Great Britain Location in Respect to Europe and America

Great Britain is also fortunate in being located off the western border of Europe near the meeting place of the Romance and Nordic types of culture. Because of this it has received a highly diverse assortment of ideas and institutions from each type. This is plainly evident in the English language which combines Teutonic and Latin elements so fully that we can almost say the same thing in two different languages and yet speak English in both cases. For example: "This book tells about the best home of man," or "This volume contains facts concerning the optimum human habitat." Our literature, laws, and customs reflect this same duality, and thus make for a richness of life rarely found outside the English-speaking world.

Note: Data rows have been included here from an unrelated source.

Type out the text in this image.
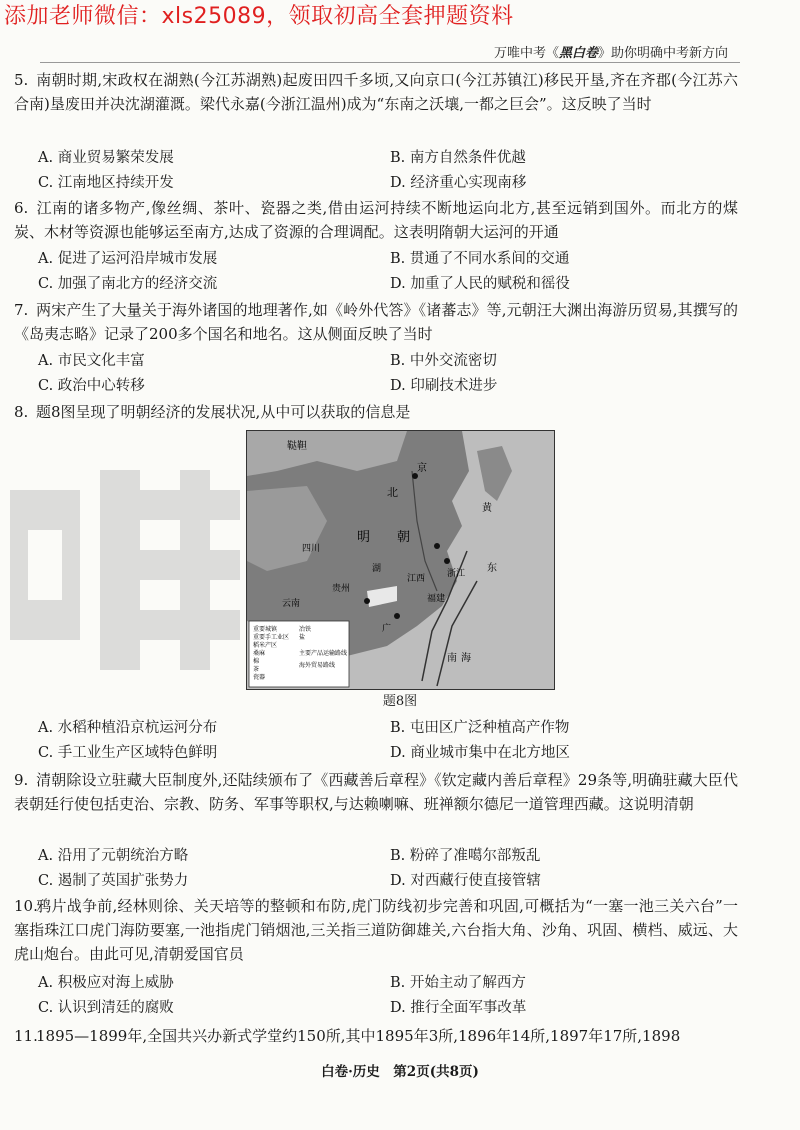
添加老师微信：xls25089，领取初高全套押题资料
万唯中考《黑白卷》助你明确中考新方向
5. 南朝时期,宋政权在湖熟(今江苏湖熟)起废田四千多顷,又向京口(今江苏镇江)移民开垦,齐在齐郡(今江苏六合南)垦废田并决沈湖灌溉。梁代永嘉(今浙江温州)成为“东南之沃壤,一都之巨会”。这反映了当时
A. 商业贸易繁荣发展	B. 南方自然条件优越
C. 江南地区持续开发	D. 经济重心实现南移
6. 江南的诸多物产,像丝绸、茶叶、瓷器之类,借由运河持续不断地运向北方,甚至远销到国外。而北方的煤炭、木材等资源也能够运至南方,达成了资源的合理调配。这表明隋朝大运河的开通
A. 促进了运河沿岸城市发展	B. 贯通了不同水系间的交通
C. 加强了南北方的经济交流	D. 加重了人民的赋税和徭役
7. 两宋产生了大量关于海外诸国的地理著作,如《岭外代答》《诸蕃志》等,元朝汪大渊出海游历贸易,其撰写的《岛夷志略》记录了200多个国名和地名。这从侧面反映了当时
A. 市民文化丰富	B. 中外交流密切
C. 政治中心转移	D. 印刷技术进步
8. 题8图呈现了明朝经济的发展状况,从中可以获取的信息是
京
鞑靼
北
明 朝
黄
东
南 海
四川
贵州
云南
广
福建
浙江
江西
湖
重要城镇
重要手工业区
稻米产区
桑麻
棉
茶
瓷器
冶铁
盐
主要产品运输路线
海外贸易路线
题8图
A. 水稻种植沿京杭运河分布	B. 屯田区广泛种植高产作物
C. 手工业生产区域特色鲜明	D. 商业城市集中在北方地区
9. 清朝除设立驻藏大臣制度外,还陆续颁布了《西藏善后章程》《钦定藏内善后章程》29条等,明确驻藏大臣代表朝廷行使包括吏治、宗教、防务、军事等职权,与达赖喇嘛、班禅额尔德尼一道管理西藏。这说明清朝
A. 沿用了元朝统治方略	B. 粉碎了准噶尔部叛乱
C. 遏制了英国扩张势力	D. 对西藏行使直接管辖
10.鸦片战争前,经林则徐、关天培等的整顿和布防,虎门防线初步完善和巩固,可概括为“一塞一池三关六台”一塞指珠江口虎门海防要塞,一池指虎门销烟池,三关指三道防御雄关,六台指大角、沙角、巩固、横档、威远、大虎山炮台。由此可见,清朝爱国官员
A. 积极应对海上威胁	B. 开始主动了解西方
C. 认识到清廷的腐败	D. 推行全面军事改革
11.1895—1899年,全国共兴办新式学堂约150所,其中1895年3所,1896年14所,1897年17所,1898
白卷·历史　第2页(共8页)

Another advantage of Great Britain is its location between continental Europe and America. Near enough to Europe to be genuinely European, it yet stands so far west that it is a natural stepping-stone between the two continents. Ireland, to be sure, lies still farther west, but it lacks contact with the rest of Europe and has other disadvantages which have prevented it from playing the role of middleman which has been vital in Great Britain. This in turn has been one of the reasons why English-speaking people have colonized the best parts of the New World and Australia. Being posted on the edge of the new territory, like prospective settlers in the days when new lands were opened in the western United States, the British rushed in and seized what they wished at the first opportunity. Thus the British Empire owes its inception to the insularity and western location of Great Britain as well as to the character of the people and their great ability as sailors.

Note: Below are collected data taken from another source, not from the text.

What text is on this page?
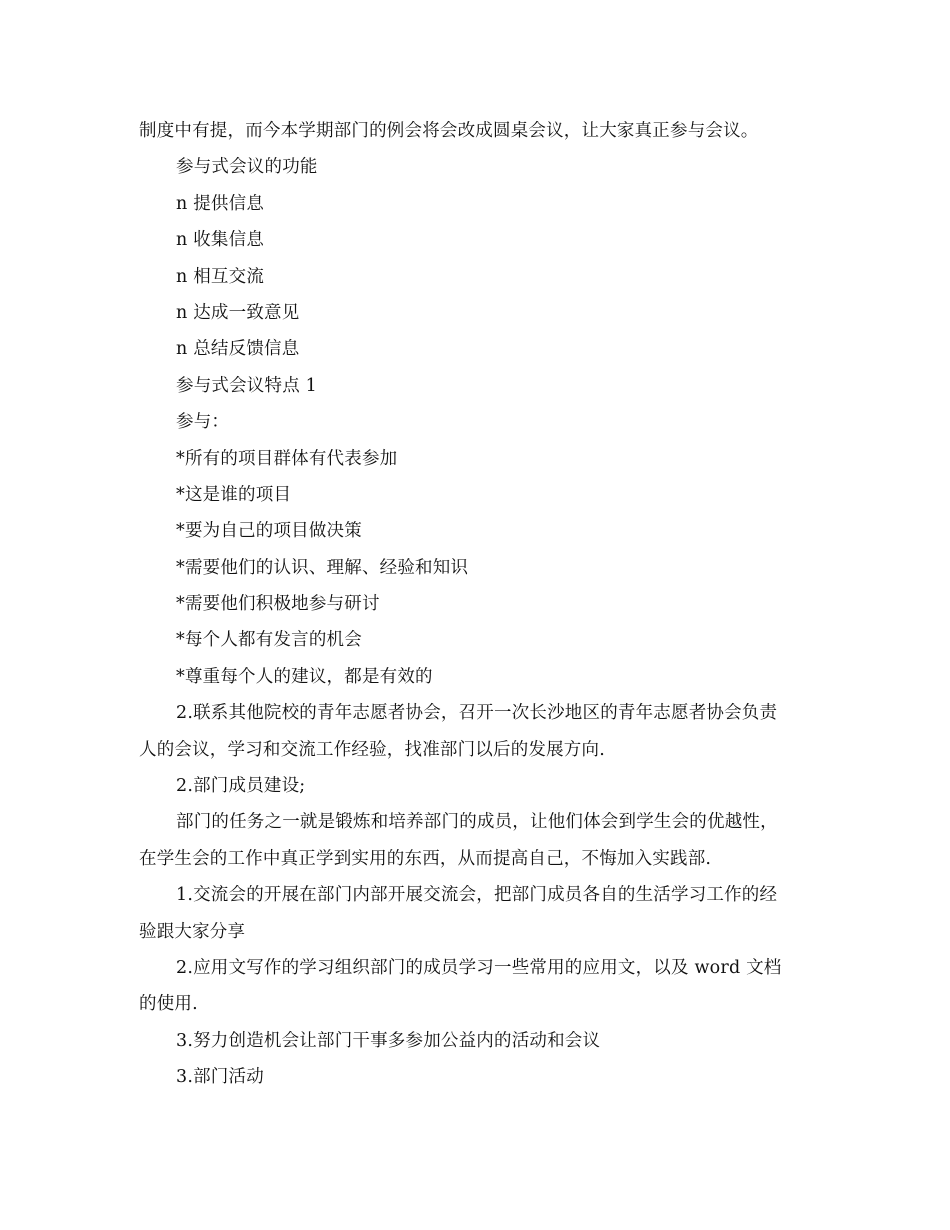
制度中有提，而今本学期部门的例会将会改成圆桌会议，让大家真正参与会议。
参与式会议的功能
n 提供信息
n 收集信息
n 相互交流
n 达成一致意见
n 总结反馈信息
参与式会议特点 1
参与：
*所有的项目群体有代表参加
*这是谁的项目
*要为自己的项目做决策
*需要他们的认识、理解、经验和知识
*需要他们积极地参与研讨
*每个人都有发言的机会
*尊重每个人的建议，都是有效的
2.联系其他院校的青年志愿者协会，召开一次长沙地区的青年志愿者协会负责
人的会议，学习和交流工作经验，找准部门以后的发展方向.
2.部门成员建设;
部门的任务之一就是锻炼和培养部门的成员，让他们体会到学生会的优越性，
在学生会的工作中真正学到实用的东西，从而提高自己，不悔加入实践部.
1.交流会的开展在部门内部开展交流会，把部门成员各自的生活学习工作的经
验跟大家分享
2.应用文写作的学习组织部门的成员学习一些常用的应用文，以及 word 文档
的使用.
3.努力创造机会让部门干事多参加公益内的活动和会议
3.部门活动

Another important but less commonly recognized advantage of Great Britain pertains to immigration and the quality of the people. The isolated location and insularity of the country, aided by the cool marine climate, long caused the island to remain not only relatively inaccessible, but almost uninhabited. Interstratified peat bogs and forests, as well as other lines of evidence, indicate that from about 1000 to 600 B.C. Britain was cooler and more humid than now. Even a slight change in this direction, as we shall see later, would make agriculture impossible in most parts of the island. Accordingly about 2500 years ago or later the population of Great Britain must have been extremely sparse, and the present population is derived largely from comparatively recent migrants who crossed the North Sea or English Channel after the climate ameliorated. The Celts, Saxons, Angles, Danes, and even the Normans who thus settled in England migrated under difficulties. People who migrate under such conditions usually, if not invariably, include an uncommonly high percentage of the sturdy, vigorous, adventurous, adaptable, strongwilled, and ingenious types. Those who are deficient in these qualities tend to stay at home or to be weeded out through the hardships, exposure, and discouragement of migration. Women and children suffer especially. Hence there is a drastic selection leaving survivors who form especially good material from which to build a nation. Practically all countries reap some benefit in this way, but Great Britain appears to have profited to an unusual degree by reason of its island isolation, its marginal but not too remote location, and the relatively inhospitable character of its climate until quite recent times.

The benefit thus derived did not end with the Normans. In later days Great Britain has received many other unusually fine types of immigrants. Flemings, Huguenots, Germans, and others have fled thither from religious or political persecution. Competent European artisans have been deliberately brought to England because of their skill; others have migrated thither because they were not satisfied at home, and England offered great opportunities. Even in recent decades Great Britain has received a large number of unusually able people who have left the mainland of Europe because of political and social chaos. Such immigration is encouraged not only by England's position close to the Continent, but by the further fact that because Great Britain is an island it has been free from many of the political complications of the mainland. This has saved Great Britain from the slavish fear of new ideas and of consequent political upheavals which have often caused the mainland countries to be afraid to receive free-thinking immigrants.